Sunday, November 29, 2020

The Wordless Writer's Worthless Hours

A writer walks across a field and suddenly a flash of lightening strikes them: I want to write is the only thing that remains in their mind after the shock fades. 

Their spine tingles a little with the electric snap, and their neck feels stiff. No one else around them seems to feel it. No one else seems to notice that they have come to an abrupt halt midfield. But there it is, clear as day, astounding as the clear sky above: I want to write. 
 
They leave the field, not caring which it is; soccer, football, or wheat. They leave the field, and they drive home. 

The shock seems to be the only thing that matters. They can feel it flowing through their veins, pulsating in the back of their skull. Word, words, words, they course through the awakened writer; their brain, their hands, their heart. 
Every word the world is wrapped in is suddenly at their disposal. 
 


Word. Words. Words. They flicker on their laptop's screen; writing, then erasing.
After a while their hands no longer shake. After a while their eyes become tired. Their spine aches from sitting hunched in the kitchen chair. Soon their hands start to tremble; the writer probably hasn't eaten since noon. 

They eat a quick amount of nothing. It doesn't matter what goes in their body, unless its books to fill their mind or vocabulary snacks to sink their teeth into. They browse dictionaries or an online thesaurus, glowing on their face like a fridge, searching it for something to fill themselves with.
 
Their eyes look back at the page.

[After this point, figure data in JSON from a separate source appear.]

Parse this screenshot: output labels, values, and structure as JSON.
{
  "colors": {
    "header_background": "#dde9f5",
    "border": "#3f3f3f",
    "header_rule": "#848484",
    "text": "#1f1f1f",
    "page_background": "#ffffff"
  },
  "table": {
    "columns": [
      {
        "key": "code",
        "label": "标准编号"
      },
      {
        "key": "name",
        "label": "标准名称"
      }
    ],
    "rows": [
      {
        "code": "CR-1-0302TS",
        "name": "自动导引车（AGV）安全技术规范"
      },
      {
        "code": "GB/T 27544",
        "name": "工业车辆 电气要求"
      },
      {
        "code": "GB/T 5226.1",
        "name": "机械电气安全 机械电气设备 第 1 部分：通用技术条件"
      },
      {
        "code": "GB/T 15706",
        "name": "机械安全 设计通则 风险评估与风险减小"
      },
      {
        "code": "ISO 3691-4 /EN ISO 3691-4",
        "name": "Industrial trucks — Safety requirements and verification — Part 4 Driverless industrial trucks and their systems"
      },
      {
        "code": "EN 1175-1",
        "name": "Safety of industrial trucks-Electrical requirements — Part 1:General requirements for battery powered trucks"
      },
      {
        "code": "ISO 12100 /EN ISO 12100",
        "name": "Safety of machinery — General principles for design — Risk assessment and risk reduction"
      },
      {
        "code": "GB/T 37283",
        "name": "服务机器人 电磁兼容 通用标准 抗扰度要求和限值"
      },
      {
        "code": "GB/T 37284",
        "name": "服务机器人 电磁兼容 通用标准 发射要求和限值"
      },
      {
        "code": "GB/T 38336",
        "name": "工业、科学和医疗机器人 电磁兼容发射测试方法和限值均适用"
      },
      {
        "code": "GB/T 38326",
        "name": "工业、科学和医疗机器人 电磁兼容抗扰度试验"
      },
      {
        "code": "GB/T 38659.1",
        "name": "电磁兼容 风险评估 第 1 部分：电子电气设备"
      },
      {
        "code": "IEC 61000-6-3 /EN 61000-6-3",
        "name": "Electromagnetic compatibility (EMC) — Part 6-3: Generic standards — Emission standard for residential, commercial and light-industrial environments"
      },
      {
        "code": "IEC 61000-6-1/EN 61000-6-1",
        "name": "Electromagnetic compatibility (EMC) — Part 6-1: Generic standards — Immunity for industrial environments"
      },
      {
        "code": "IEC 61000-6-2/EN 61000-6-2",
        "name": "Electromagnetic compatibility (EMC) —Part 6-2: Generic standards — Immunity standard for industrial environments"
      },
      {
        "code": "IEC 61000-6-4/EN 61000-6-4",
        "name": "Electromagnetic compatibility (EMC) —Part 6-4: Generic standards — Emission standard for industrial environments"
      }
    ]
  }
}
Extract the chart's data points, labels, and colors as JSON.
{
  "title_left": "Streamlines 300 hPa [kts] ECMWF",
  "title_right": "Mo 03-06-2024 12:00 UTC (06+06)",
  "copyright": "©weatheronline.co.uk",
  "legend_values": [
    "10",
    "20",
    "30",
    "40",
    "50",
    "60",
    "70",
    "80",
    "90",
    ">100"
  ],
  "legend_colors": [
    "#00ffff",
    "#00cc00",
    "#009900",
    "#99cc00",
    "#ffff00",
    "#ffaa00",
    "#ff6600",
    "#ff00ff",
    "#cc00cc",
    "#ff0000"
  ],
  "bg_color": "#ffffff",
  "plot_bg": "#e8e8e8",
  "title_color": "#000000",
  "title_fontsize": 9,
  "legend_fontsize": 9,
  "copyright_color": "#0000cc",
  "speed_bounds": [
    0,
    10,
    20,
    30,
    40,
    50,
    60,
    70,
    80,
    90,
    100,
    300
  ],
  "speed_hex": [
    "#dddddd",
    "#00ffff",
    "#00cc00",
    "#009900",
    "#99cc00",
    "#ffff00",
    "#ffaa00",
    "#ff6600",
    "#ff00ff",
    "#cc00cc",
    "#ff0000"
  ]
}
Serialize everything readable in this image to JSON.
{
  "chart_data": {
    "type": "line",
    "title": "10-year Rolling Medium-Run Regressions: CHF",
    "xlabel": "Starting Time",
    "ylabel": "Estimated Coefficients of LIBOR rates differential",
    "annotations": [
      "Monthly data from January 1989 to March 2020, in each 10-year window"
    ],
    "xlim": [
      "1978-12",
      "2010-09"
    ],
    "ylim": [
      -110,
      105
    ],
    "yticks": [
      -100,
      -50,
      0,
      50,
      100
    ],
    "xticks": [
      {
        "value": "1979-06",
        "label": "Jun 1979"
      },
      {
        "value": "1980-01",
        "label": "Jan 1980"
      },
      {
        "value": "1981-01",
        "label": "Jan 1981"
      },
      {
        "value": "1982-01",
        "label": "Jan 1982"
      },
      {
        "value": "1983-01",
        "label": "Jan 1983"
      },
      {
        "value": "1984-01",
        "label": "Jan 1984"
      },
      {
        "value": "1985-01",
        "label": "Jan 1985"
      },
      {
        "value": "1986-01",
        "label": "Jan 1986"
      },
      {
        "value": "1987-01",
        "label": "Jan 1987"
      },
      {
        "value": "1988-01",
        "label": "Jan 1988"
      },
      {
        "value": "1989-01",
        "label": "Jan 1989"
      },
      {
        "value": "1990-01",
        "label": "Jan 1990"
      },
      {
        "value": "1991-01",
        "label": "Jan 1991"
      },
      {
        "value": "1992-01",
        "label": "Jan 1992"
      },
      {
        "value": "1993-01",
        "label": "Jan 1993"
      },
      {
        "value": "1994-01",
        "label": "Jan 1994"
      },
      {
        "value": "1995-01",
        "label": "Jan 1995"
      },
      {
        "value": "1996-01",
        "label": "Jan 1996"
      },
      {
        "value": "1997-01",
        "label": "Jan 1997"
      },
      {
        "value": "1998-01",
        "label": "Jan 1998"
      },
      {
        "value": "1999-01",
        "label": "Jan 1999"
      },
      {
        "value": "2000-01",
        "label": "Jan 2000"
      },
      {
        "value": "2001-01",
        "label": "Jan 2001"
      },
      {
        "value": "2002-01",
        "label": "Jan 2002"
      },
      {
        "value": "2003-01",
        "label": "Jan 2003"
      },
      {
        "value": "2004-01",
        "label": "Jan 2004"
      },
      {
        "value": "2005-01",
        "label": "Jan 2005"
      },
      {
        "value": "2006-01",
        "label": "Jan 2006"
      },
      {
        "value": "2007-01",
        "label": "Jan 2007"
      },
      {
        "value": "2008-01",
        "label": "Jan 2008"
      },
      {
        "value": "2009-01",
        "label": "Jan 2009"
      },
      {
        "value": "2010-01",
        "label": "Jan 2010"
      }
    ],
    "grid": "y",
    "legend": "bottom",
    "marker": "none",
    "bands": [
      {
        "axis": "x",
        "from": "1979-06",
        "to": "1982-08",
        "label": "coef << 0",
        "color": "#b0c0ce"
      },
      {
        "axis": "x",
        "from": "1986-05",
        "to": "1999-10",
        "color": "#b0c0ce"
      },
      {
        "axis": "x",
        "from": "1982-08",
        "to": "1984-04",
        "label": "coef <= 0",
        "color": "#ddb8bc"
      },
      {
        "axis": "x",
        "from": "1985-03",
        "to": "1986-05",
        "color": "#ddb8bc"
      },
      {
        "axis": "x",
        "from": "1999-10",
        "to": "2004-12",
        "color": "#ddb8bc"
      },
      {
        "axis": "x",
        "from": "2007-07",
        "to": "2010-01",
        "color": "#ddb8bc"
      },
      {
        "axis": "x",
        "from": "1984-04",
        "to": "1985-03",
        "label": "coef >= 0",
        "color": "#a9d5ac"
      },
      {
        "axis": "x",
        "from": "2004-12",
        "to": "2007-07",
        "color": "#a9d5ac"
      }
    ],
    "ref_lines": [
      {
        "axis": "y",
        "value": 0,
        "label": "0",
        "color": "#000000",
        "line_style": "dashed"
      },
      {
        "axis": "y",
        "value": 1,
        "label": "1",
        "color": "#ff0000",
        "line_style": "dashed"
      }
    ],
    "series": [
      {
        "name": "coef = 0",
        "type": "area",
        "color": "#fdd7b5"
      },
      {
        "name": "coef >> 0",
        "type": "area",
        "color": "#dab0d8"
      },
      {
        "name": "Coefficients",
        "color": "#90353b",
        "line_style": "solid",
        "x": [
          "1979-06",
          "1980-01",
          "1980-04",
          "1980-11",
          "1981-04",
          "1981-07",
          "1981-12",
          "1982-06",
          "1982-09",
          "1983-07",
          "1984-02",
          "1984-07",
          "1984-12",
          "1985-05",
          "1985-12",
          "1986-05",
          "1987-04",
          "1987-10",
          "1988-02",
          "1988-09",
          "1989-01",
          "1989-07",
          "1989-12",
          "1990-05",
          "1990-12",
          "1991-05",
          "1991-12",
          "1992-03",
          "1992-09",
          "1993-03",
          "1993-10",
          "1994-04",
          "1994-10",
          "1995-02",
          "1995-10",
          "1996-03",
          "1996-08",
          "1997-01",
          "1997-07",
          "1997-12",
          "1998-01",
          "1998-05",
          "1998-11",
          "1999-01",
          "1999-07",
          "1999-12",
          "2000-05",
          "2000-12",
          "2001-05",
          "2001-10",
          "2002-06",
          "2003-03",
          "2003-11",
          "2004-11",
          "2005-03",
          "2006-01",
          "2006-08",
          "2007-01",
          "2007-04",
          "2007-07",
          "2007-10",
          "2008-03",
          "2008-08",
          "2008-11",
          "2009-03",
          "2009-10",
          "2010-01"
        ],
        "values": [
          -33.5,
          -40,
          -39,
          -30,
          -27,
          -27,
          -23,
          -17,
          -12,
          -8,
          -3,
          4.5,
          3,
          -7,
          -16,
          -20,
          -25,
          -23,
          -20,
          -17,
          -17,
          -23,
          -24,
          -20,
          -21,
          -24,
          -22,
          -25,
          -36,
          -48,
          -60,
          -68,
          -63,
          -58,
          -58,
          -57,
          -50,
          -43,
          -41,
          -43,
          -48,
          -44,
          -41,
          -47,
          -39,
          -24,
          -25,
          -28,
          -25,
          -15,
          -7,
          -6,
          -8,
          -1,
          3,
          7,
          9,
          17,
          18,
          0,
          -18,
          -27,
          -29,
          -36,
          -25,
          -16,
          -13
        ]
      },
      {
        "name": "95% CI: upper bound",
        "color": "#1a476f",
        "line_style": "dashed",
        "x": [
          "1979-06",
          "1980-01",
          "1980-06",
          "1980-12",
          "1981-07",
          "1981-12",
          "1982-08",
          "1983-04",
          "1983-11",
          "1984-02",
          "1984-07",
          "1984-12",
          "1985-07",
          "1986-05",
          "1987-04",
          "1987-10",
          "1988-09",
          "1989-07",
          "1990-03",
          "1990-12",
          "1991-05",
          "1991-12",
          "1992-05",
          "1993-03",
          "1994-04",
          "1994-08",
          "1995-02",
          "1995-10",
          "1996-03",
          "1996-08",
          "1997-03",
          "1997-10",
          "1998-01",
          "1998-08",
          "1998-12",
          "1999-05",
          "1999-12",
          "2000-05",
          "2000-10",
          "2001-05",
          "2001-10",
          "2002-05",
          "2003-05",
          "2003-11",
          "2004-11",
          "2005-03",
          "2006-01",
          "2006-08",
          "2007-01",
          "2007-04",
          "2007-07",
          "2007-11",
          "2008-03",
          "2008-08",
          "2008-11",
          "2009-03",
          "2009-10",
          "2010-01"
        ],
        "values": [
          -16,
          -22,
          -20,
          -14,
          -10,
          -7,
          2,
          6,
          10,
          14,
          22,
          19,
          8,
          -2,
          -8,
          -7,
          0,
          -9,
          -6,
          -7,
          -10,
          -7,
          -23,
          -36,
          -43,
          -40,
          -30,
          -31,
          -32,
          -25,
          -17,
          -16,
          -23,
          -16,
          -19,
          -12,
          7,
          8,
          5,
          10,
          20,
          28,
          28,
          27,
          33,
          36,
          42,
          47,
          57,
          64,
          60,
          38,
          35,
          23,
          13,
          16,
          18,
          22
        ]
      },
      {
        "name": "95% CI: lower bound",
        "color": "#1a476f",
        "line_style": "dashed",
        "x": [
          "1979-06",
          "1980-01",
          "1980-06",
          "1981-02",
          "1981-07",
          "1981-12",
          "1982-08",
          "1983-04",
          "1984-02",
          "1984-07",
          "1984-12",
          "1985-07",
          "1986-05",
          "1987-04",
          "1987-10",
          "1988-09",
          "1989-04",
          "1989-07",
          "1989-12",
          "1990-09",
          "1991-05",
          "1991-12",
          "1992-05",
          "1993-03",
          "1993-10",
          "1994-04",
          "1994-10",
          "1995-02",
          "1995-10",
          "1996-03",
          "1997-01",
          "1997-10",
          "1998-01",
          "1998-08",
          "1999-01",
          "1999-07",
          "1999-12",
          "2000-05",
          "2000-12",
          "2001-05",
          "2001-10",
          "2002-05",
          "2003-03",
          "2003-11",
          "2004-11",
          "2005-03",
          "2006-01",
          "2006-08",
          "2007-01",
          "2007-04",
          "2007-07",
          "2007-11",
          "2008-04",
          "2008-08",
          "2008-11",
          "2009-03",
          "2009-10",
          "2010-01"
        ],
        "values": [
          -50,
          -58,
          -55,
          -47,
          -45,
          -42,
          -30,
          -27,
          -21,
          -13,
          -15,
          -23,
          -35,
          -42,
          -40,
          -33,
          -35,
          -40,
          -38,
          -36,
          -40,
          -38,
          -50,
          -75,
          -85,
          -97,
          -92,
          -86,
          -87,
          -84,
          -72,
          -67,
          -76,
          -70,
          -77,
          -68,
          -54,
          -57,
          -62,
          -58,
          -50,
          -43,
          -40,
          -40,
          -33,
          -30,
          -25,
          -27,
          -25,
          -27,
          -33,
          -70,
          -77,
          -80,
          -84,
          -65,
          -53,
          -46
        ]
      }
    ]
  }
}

There is nothing on it for them to read.

The darker it gets, the brighter their screen seems to glow; words fizzle and flounder, unattainably there in the bright white page. They burn like on the sun's scorching surface. The writer blots them out as they try to grasp at the vapor before the words sizzle away and all that's left is water marks, like their dusty laptop screen.


Probably the writer will not write anything that matters that night. Their brain is tired and clumsy, and their heart is on repeat. (I want to write, it says. I know, the writer whispers.) 
 
After hours of typing and trying, they grab their laptop, and they drive back to the field. 
There, in the cold, in the same spot where the need to write struck them, the writer sits under the stars and lets their laptop glow on their face. 

The people are gone. It is only the writer and the stars now, the writer and the stars and a gaping desire within them to write something down. 

But, after hours of trying, the writer realizes that there is nothing to say. So, they close their screen just to open it again. The light of their laptop pulsates in their tired eyes, pouring its white vacancy into them. 

They realize that they are no longer looking at the screen. It is more like it is looking at them, trying to figure them out, trying to decide why they stay so long when they have nothing to say. 
 
The glow fills the writer through their pupils, like the morning sun on white sheets; it fills the writer up and smooths them out, softening all their crinkles, every wrinkle, every fold. 
 
The white page peers at them. 
 
I want to write, the writer says. 
 
Only after the screen closes its eyes and goes to sleep does the writer at last go to bed, thinking as they fall asleep about how much they'd rather be writing, and how much they might say.

The desire to write doesn't always come with the words. But the yearning makes it ache sometimes. It drains out your hours and your sleep; it makes you forget to eat sometimes. The writer spends these worthless hours writing worthless things. Words, words, words sometimes lead to pages. But there is only one thing of value on the laptops tattooed face on nights like these: Words, paragraphs, pages, filled with every word the world is wrapped in; all new ways to say with the attainable alphabet how much the writer wants to write.
 
So, as the sleepy writer slumbers, the heat fades from the tired laptop, and the books on the shelves whisper in their sleep, like distant owls in the night. The cat snores softly. 
The desire doesn't sleep, though. It is the first thing on their mind when they awake. 


I myself have spent endless hours in that field, searching for the words like a lost wifi connection and looking out for lightning, hoping that the flash will strike, and I'll be able to write at last.